Lundi 26 mars 2018
La démagogie, la pire des maladies
En termes simples, la démagogie c’est le fait de dire aux autres ce qu’ils ont envie d’entendre. En Algérie, c’est une spécialité, sinon un sport national qui a vraiment le vent en poupe ces derniers temps. Il y a quelques mois, une députée d’un parti d’obédience islamiste, Naima Salhi en l’occurrence, déclarait, toute honte bue, que la solution aux problèmes du célibat des jeunes filles réside dans la polygamie.
Quelle géniale invention ! Les hommes ont, selon elle, le droit de se marier avec quatre femmes, et tant que l’islam, religion de l’Etat, les y autorise, cette dernière ne voit aucun inconvénient à ce que les Algériens s’y mettent rapidement. Si la société, telle qu’elle est aujourd’hui, ne donne pas trop de chance aux jeunes pour fonder un foyer et se « caser », c’est parce qu’elle s’est trop matérialisée et que, très exigeantes, les femmes algériennes sont devenues inaccessibles.
Voilà le genre de discours des démagogues à tuer de rage le plus patient des gens lucides. Un autre exemple maintenant mais pris dans un autre contexte : la Tanzanie. Le président John Magufuli, aurait récemment affirmé que les femmes de son pays pleuraient tous les jours en raison du manque d’hommes. La Tanzanie compte, à l’en croire, environ 40 millions de Tanzaniennes pour seulement 30 millions de Tanzaniens ! Un déséquilibre qui pousserait, d’après lui, toutes les célibataires de cette nation africaine pauvre à faire commerce de leur corps. Et dans le but de résorber cette crise-là et faire tomber le taux de la prostitution qui ravage les villes et les cités, cet officiel aurait tout bonnement invité ses compatriotes mâles à épouser au mieux deux femmes chacun.

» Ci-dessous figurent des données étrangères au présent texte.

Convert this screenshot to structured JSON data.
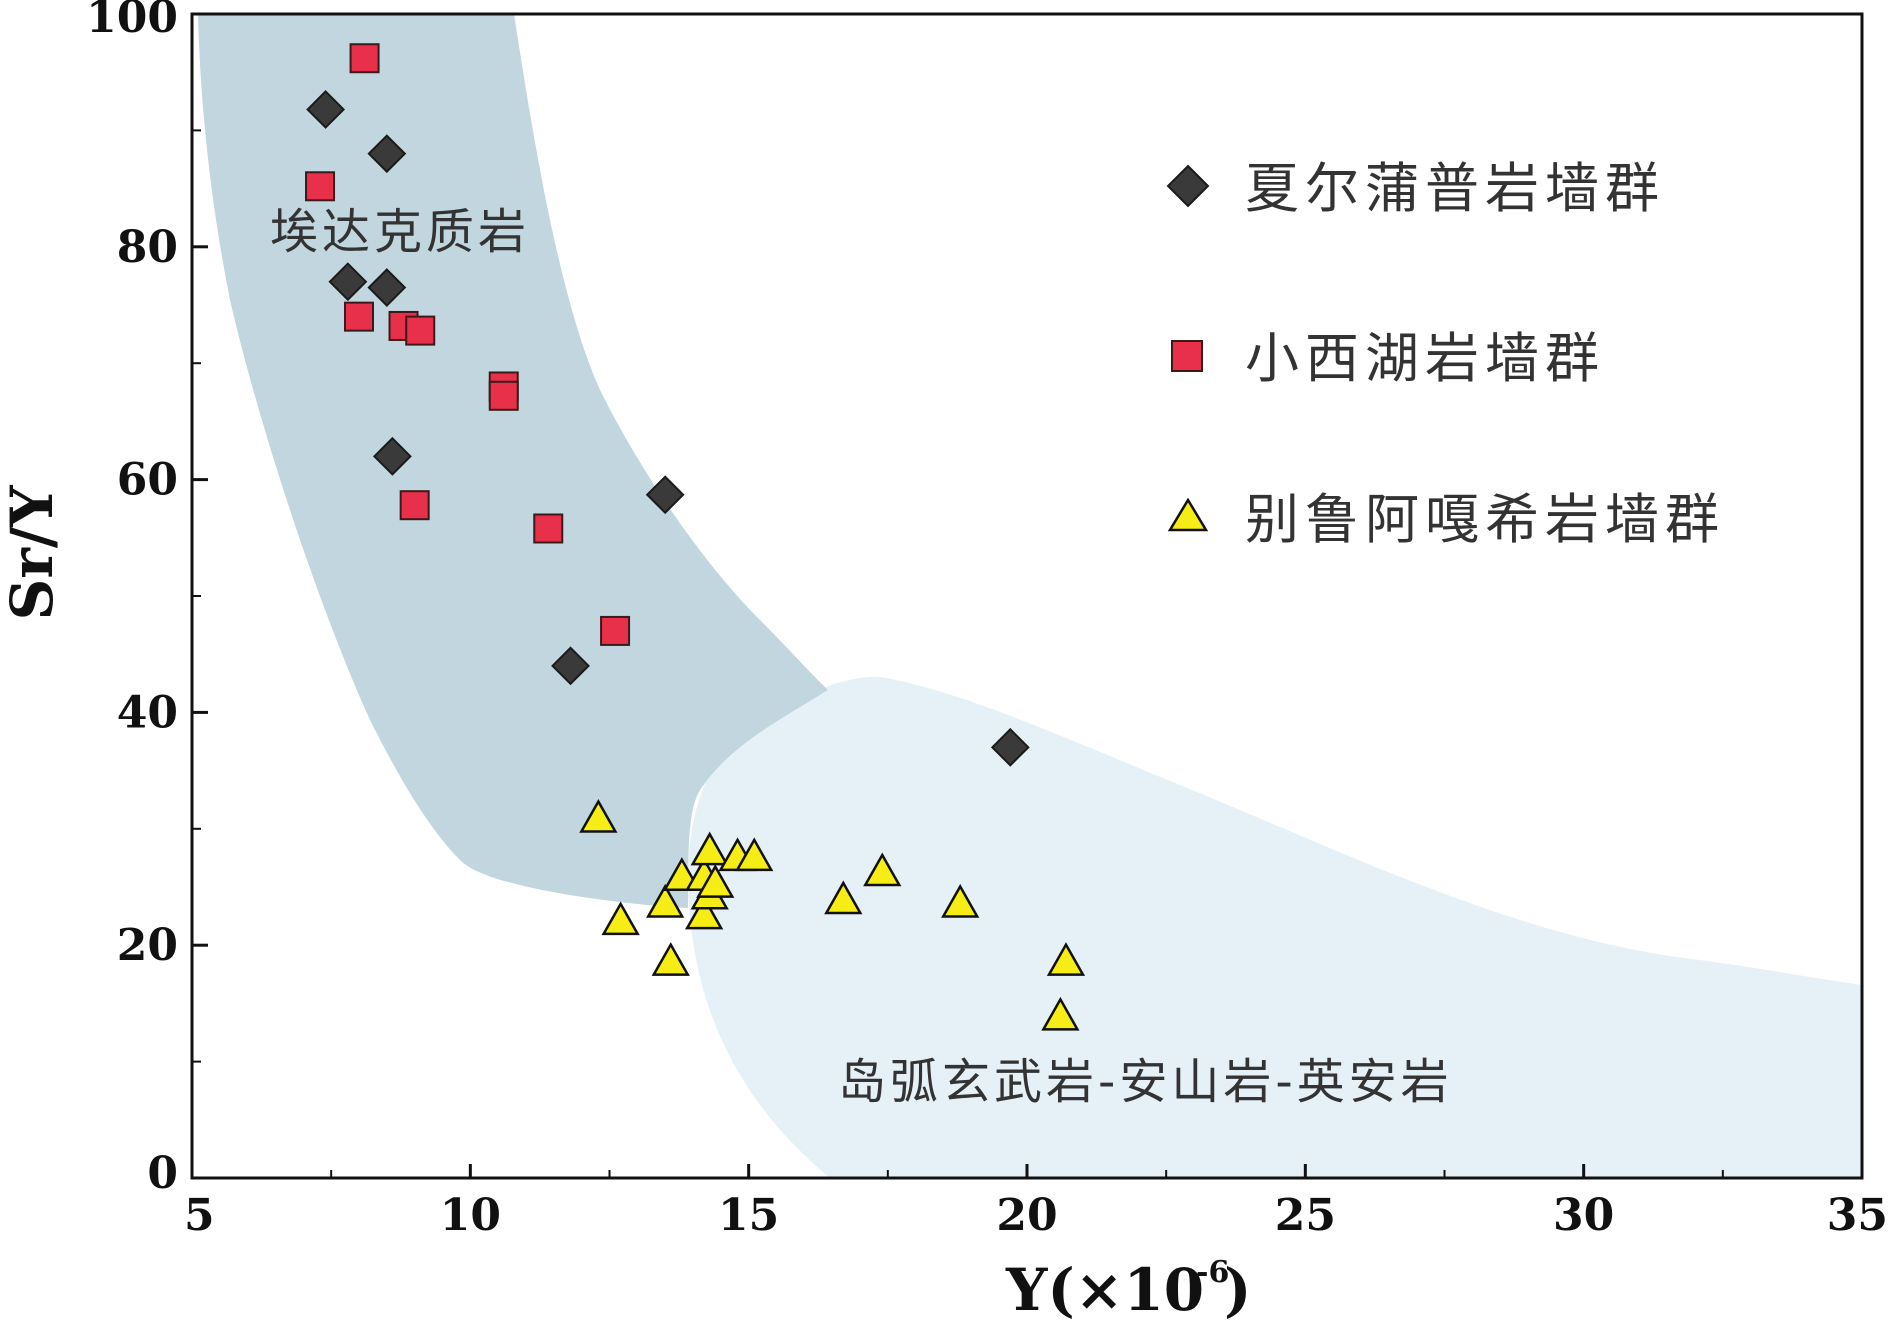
{
  "chart_data": {
    "type": "scatter",
    "xlabel": "Y(×10",
    "xlabel_sup": "-6",
    "xlabel_close": ")",
    "ylabel": "Sr/Y",
    "xlim": [
      5,
      35
    ],
    "ylim": [
      0,
      100
    ],
    "x_ticks": [
      "5",
      "10",
      "15",
      "20",
      "25",
      "30",
      "35"
    ],
    "y_ticks": [
      "0",
      "20",
      "40",
      "60",
      "80",
      "100"
    ],
    "legend_position": "top-right",
    "regions": [
      {
        "label": "埃达克质岩",
        "color": "#c2d6df"
      },
      {
        "label": "岛弧玄武岩-安山岩-英安岩",
        "color": "#e6f1f7"
      }
    ],
    "series": [
      {
        "name": "夏尔蒲普岩墙群",
        "marker": "diamond",
        "color": "#3a3a3a",
        "points": [
          [
            7.4,
            91.8
          ],
          [
            8.5,
            88.0
          ],
          [
            7.8,
            77.0
          ],
          [
            8.5,
            76.5
          ],
          [
            8.6,
            62.0
          ],
          [
            13.5,
            58.7
          ],
          [
            11.8,
            44.0
          ],
          [
            19.7,
            37.0
          ]
        ]
      },
      {
        "name": "小西湖岩墙群",
        "marker": "square",
        "color": "#e8304a",
        "points": [
          [
            8.1,
            96.2
          ],
          [
            7.3,
            85.2
          ],
          [
            8.0,
            74.0
          ],
          [
            8.8,
            73.2
          ],
          [
            9.1,
            72.8
          ],
          [
            10.6,
            68.0
          ],
          [
            10.6,
            67.2
          ],
          [
            9.0,
            57.8
          ],
          [
            11.4,
            55.8
          ],
          [
            12.6,
            47.0
          ]
        ]
      },
      {
        "name": "别鲁阿嘎希岩墙群",
        "marker": "triangle",
        "color": "#f6ec16",
        "points": [
          [
            12.3,
            30.8
          ],
          [
            12.7,
            22.0
          ],
          [
            13.5,
            23.5
          ],
          [
            13.6,
            18.5
          ],
          [
            13.8,
            25.8
          ],
          [
            14.2,
            25.8
          ],
          [
            14.2,
            22.5
          ],
          [
            14.3,
            28.0
          ],
          [
            14.3,
            24.2
          ],
          [
            14.4,
            25.2
          ],
          [
            14.8,
            27.5
          ],
          [
            15.1,
            27.5
          ],
          [
            16.7,
            23.8
          ],
          [
            17.4,
            26.2
          ],
          [
            18.8,
            23.5
          ],
          [
            20.6,
            13.8
          ],
          [
            20.7,
            18.5
          ]
        ]
      }
    ]
  }
}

Mais – et nous touchons là à un problème de fond dans la pensée de ces deux démagogues-là -, où est le principe d’égalité entre les hommes et les femmes que consacrent les lois ? Puis, si dans le cas tanzanien, c’est un homme qui s’exprime pour relayer des réflexe propre à un subconscient masculin hostile aux droits des femmes, en Algérie, c’est une femme qui a pris la parole pour casser du sucre sur le dos de ses consœurs et jeter à la poubelle toutes leurs luttes pour s’arracher une parcelle d’autonomie dans une société d’hommes nourrie au biberon de la culture patriarcale, les tabous et la misogynie ! Cela dit, la démagogie, telle qu’elle s’échafaude et se développe dans son propre camp comme dans le cas de la députée algérienne est mille fois nuisible que celle qui vient d’un camp adverse ou concurrent (le cas tanzanien).

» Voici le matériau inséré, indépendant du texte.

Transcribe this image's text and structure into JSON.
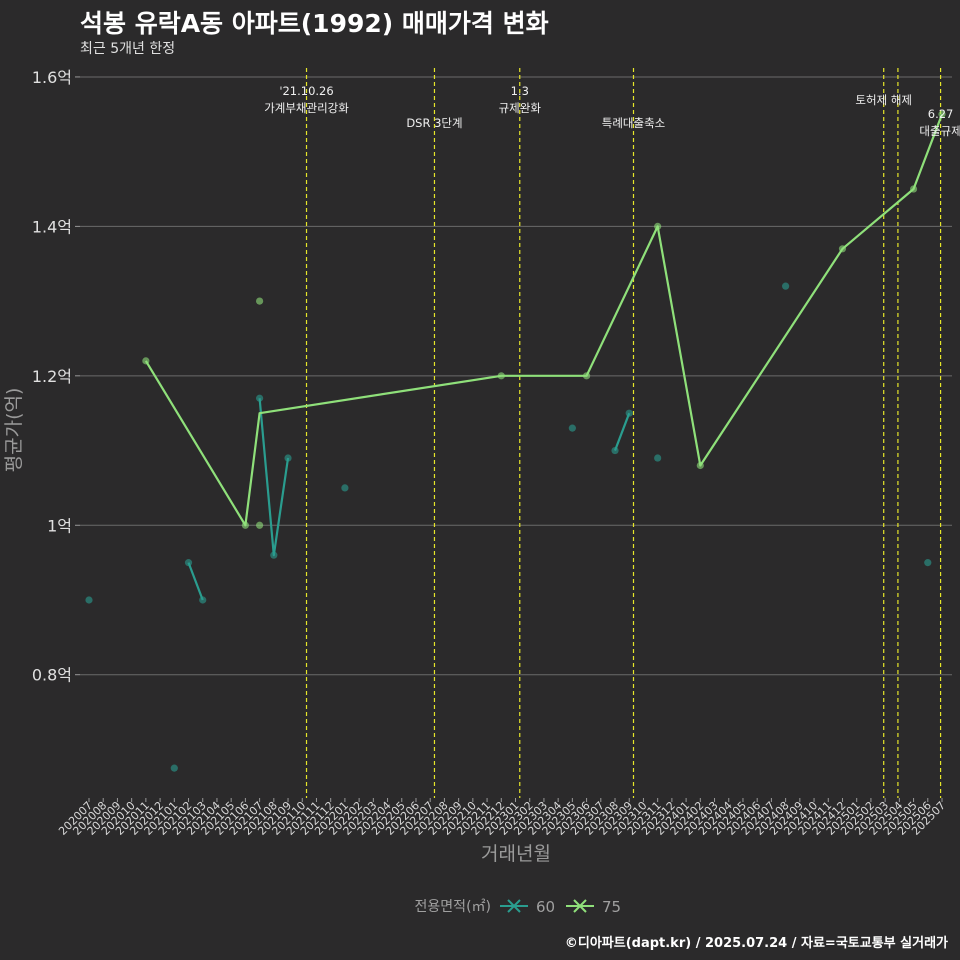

Sujette à des interprétations parfois abusives, celle-là conforte dans leurs délires ceux qui sont réticents dans le camp adverse. En revanche, dans les deux positions, du reste convergentes, il y a un oubli plus que prémédité des problèmes sociaux à l’origine du célibat : la crise économique, le chômage, le renversement de l’échelle des valeurs, la mondialisation mal consommée et mal assumée par la communauté des citoyens, etc.